We start by defining the the problem,

using NeuralPDE, Flux, ModelingToolkit, GalacticOptim, Optim, DiffEqFlux, OrdinaryDiffEq, Plots
import ModelingToolkit: Interval, infimum, supremum
@parameters t ,σ_ ,β, ρ
@variables x(..), y(..), z(..)
Dt = Differential(t)
eqs = [Dt(x(t)) ~ σ_*(y(t) - x(t)),
       Dt(y(t)) ~ x(t)*(ρ - z(t)) - y(t),
       Dt(z(t)) ~ x(t)*y(t) - β*z(t)]

bcs = [x(0) ~ 1.0, y(0) ~ 0.0, z(0) ~ 0.0]
domains = [t ∈ Interval(0.0,1.0)]
dt = 0.01

And the neural networks as,

input_ = length(domains)
n = 8
chain1 = FastChain(FastDense(input_,n,Flux.σ),FastDense(n,n,Flux.σ),FastDense(n,n,Flux.σ),FastDense(n,1))
chain2 = FastChain(FastDense(input_,n,Flux.σ),FastDense(n,n,Flux.σ),FastDense(n,n,Flux.σ),FastDense(n,1))
chain3 = FastChain(FastDense(input_,n,Flux.σ),FastDense(n,n,Flux.σ),FastDense(n,n,Flux.σ),FastDense(n,1))

We will add an additional loss term based on the data that we have in order to optimise the parameters.

Here we simply calculate the solution of the lorenz system with OrdinaryDiffEq.jl based on the adaptivity of the ODE solver. This is used to introduce non-uniformity to the time series.

function lorenz!(du,u,p,t)
 du[1] = 10.0*(u[2]-u[1])
 du[2] = u[1]*(28.0-u[3]) - u[2]
 du[3] = u[1]*u[2] - (8/3)*u[3]
end

u0 = [1.0;0.0;0.0]
tspan = (0.0,1.0)
prob = ODEProblem(lorenz!,u0,tspan)
sol = solve(prob, Tsit5(), dt=0.1)
ts = [infimum(d.domain):dt:supremum(d.domain) for d in domains][1]
function getData(sol)
    data = []
    us = hcat(sol(ts).u...)
    ts_ = hcat(sol(ts).t...)
    return [us,ts_]
end
data = getData(sol)
initθs = DiffEqFlux.initial_params.([chain1,chain2,chain3])
acum =  [0;accumulate(+, length.(initθs))]
sep = [acum[i]+1 : acum[i+1] for i in 1:length(acum)-1]
(u_ , t_) = data
len = length(data[2])

Then we define the additional loss funciton additional_loss(phi, θ , p), the function has three arguments, phi the trial solution, θ the parameters of neural networks, and the hyperparameters p .

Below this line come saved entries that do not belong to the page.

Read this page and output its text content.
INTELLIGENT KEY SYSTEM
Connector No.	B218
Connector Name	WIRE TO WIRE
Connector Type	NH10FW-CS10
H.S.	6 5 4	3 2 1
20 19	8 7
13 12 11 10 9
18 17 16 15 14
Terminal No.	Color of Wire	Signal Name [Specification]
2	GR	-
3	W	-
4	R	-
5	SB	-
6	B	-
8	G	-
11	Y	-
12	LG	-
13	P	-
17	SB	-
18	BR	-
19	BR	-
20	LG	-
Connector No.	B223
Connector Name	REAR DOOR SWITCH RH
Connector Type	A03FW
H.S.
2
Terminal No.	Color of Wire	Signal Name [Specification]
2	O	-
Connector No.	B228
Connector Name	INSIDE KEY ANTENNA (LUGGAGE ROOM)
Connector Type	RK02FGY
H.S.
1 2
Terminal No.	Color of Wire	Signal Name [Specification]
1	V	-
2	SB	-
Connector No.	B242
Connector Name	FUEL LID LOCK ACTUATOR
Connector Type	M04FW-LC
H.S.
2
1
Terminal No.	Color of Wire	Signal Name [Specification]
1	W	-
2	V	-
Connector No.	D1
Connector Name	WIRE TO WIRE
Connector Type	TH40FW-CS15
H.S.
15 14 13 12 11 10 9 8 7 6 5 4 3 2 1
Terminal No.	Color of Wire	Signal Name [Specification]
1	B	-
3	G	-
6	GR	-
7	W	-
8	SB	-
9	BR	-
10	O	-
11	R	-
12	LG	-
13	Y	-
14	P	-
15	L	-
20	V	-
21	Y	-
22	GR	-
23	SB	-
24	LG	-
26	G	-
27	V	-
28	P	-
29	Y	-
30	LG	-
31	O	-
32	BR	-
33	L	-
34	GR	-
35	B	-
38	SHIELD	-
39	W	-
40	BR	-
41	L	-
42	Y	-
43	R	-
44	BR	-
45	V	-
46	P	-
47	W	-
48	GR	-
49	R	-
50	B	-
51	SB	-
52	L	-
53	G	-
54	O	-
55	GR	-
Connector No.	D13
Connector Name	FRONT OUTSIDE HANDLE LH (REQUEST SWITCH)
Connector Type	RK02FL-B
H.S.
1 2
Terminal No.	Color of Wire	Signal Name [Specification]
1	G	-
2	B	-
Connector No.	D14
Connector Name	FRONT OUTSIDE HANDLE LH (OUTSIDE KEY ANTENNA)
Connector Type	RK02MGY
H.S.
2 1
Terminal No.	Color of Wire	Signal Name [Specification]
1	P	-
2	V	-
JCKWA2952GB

function additional_loss(phi, θ , p)
    return sum(sum(abs2, phi[i](t_ , θ[sep[i]]) .- u_[[i], :])/len for i in 1:1:3)
end

Then finally defining and optimising using the PhysicsInformedNN interface.

discretization = NeuralPDE.PhysicsInformedNN([chain1 , chain2, chain3],NeuralPDE.GridTraining(dt), param_estim=true, additional_loss=additional_loss)
@named pde_system = PDESystem(eqs,bcs,domains,[t],[x(t), y(t), z(t)],[σ_, ρ, β], defaults=Dict([p .=> 1.0 for p in [σ_, ρ, β]]))
prob = NeuralPDE.discretize(pde_system,discretization)
cb = function (p,l)
    println("Current loss is: $l")
    return false
end
res = GalacticOptim.solve(prob, BFGS(); cb = cb, maxiters=5000)
p_ = res.minimizer[end-2:end] # p_ = [9.93, 28.002, 2.667]

And then finally some analyisis by plotting.

initθ = discretization.init_params
acum =  [0;accumulate(+, length.(initθ))]
sep = [acum[i]+1 : acum[i+1] for i in 1:length(acum)-1]
minimizers = [res.minimizer[s] for s in sep]
ts = [infimum(d.domain):dt/10:supremum(d.domain) for d in domains][1]
u_predict  = [[discretization.phi[i]([t],minimizers[i])[1] for t in ts] for i in 1:3]
plot(sol)
plot!(ts, u_predict, label = ["x(t)" "y(t)" "z(t)"])

Plot_Lorenz